Le cadavre enterré – avec son fusil, malgré le danger possible des autres – les canoës repris, les compères se retrouvent non seulement dans les rapides, mais aussi sous le feu du dégénéré survivant. Il les suit du haut des falaises. Lewis dit qu’il a entendu un coup de feu, les autres non, mais Drew le légaliste borné plonge dans les ondes et, comme il a voulu ne pas porter le gilet – pourtant exigé par la loi – il crève. Bobby qui était avec lui ne peut maîtriser le canoë et l’autre vient le percuter, ce qui casse le premier et renverse le second. Ballottés par les rapides et cognés sur les rochers, Lewis en a la jambe cassée, il n’est plus bon à rien qu’à souffrir (en expiation « morale » selon la Bible yankee) et les deux autres qu’à se dépatouiller. Bobby se révèle, ses yeux se sont dessillés, il admet que c’est eux ou lui. L’adversaire est sur les sommets, il faut aller le chercher, ceux qui sont dans la rivière sont trop vulnérables à ses balles.

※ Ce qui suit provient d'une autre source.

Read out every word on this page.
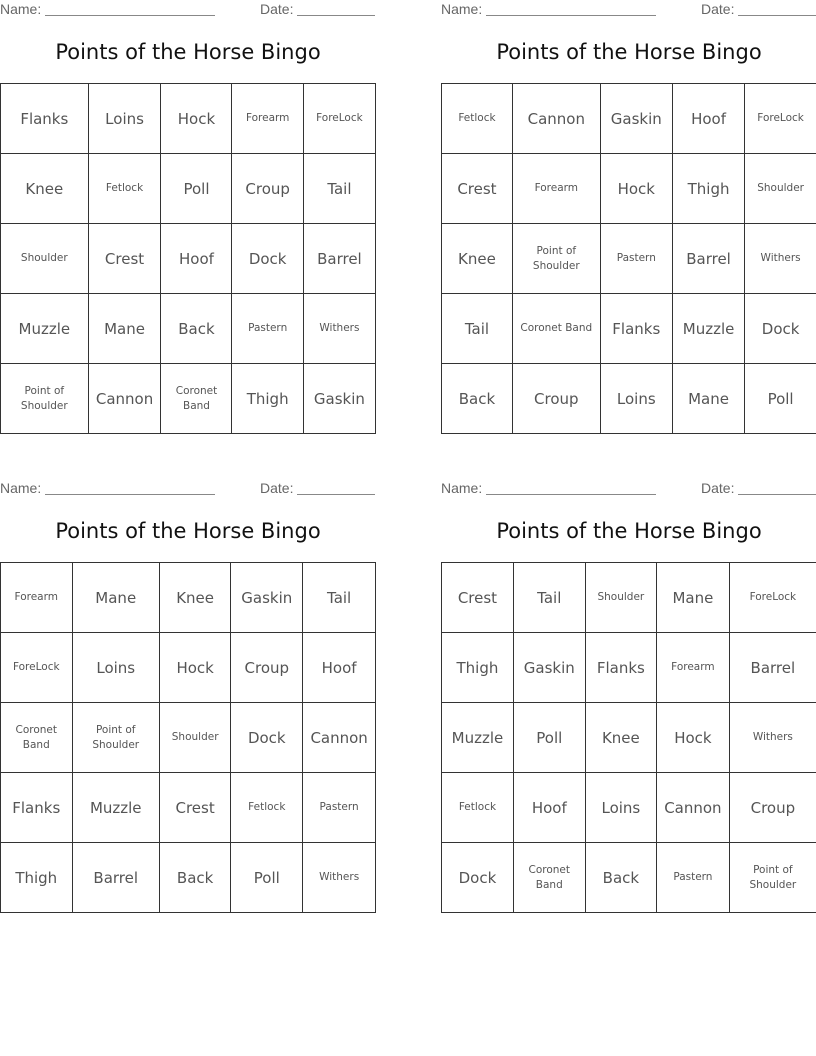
Name:	Date:
Points of the Horse Bingo
Flanks	Loins	Hock	Forearm	ForeLock
Knee	Fetlock	Poll	Croup	Tail
Shoulder	Crest	Hoof	Dock	Barrel
Muzzle	Mane	Back	Pastern	Withers
Point of Shoulder	Cannon	Coronet Band	Thigh	Gaskin
Name:	Date:
Points of the Horse Bingo
Fetlock	Cannon	Gaskin	Hoof	ForeLock
Crest	Forearm	Hock	Thigh	Shoulder
Knee	Point of Shoulder	Pastern	Barrel	Withers
Tail	Coronet Band	Flanks	Muzzle	Dock
Back	Croup	Loins	Mane	Poll
Name:	Date:
Points of the Horse Bingo
Forearm	Mane	Knee	Gaskin	Tail
ForeLock	Loins	Hock	Croup	Hoof
Coronet Band	Point of Shoulder	Shoulder	Dock	Cannon
Flanks	Muzzle	Crest	Fetlock	Pastern
Thigh	Barrel	Back	Poll	Withers
Name:	Date:
Points of the Horse Bingo
Crest	Tail	Shoulder	Mane	ForeLock
Thigh	Gaskin	Flanks	Forearm	Barrel
Muzzle	Poll	Knee	Hock	Withers
Fetlock	Hoof	Loins	Cannon	Croup
Dock	Coronet Band	Back	Pastern	Point of Shoulder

Ed se dévoue, escalade la falaise avec l’arc et les flèches, dans certaines attitudes irréalistes parfois, qu’on sent outrées dans un décor truqué pour la caméra. Mais il parvient au sommet, s’endort et, à son réveil, voit le bouseux pas très loin, tenant son fusil braqué sur la rivière. Il prend son arc, enclenche une flèche, bande la corde… et tremble comme devant la biche. Mais, cette fois, comme l’autre l’a vu et épaule son fusil, il tire sa flèche. C’est là que se situe le meilleur suspense du film, je ne peux en dire plus. L’a-t-il atteint ? L’autre s’avance…

Durant tout le week-end de canoë récréatif dans la nature sauvage, ce ne sont qu’erreurs, mensonges, lâcheté ou brutalité (son pendant ?) et, au fond, la panique. L’être humain urbain n’est plus habitué à la nature, ni aux hommes des bois. Ceux-ci ne sont pas de « bons sauvages » à la Rousseau (Sandrine comme Jean-Jacques), mais des bêtes humaines avilies par leur solitude. Chacun se révèle. Lewis le macho est impuissant, Bobby le cochon rose jouisseur se rend compte du prix à payer pour jouir, Drew y laisse sa peau par (mauvaise) conscience, et Ed est condamné à avoir tué, à n’avoir pas su protéger Bobby, à n’avoir pas su convaincre Drew de porter son gilet, à mentir à l’inévitable shérif.

Guerre du Vietnam qui s’enlise et Watergate qui remet en question les institutions américaines, l’an 1972 n’est pas rose. Il y aura bientôt la réaction Rambo (1972 pour le roman de David Morrel mais 1982 pour le film), cependant Délivrance est le premier à revenir aux sources pionnières du pays : la conquête de la nature et des sauvages. La dernière frontière de la rivière encore inviolée les tente, les bouseux de la montagne les font rire, mais la nature comme les dégénérés se referment sur eux. A eux de survivre. Le héros n’est pas celui qui en prend l’uniforme et la gueule ; nul n’est civilisé au fond de lui et la nature comme l’adversité le lui révèle ; la violence est inhérente à l’homme. L’insouciance n’est plus de mise.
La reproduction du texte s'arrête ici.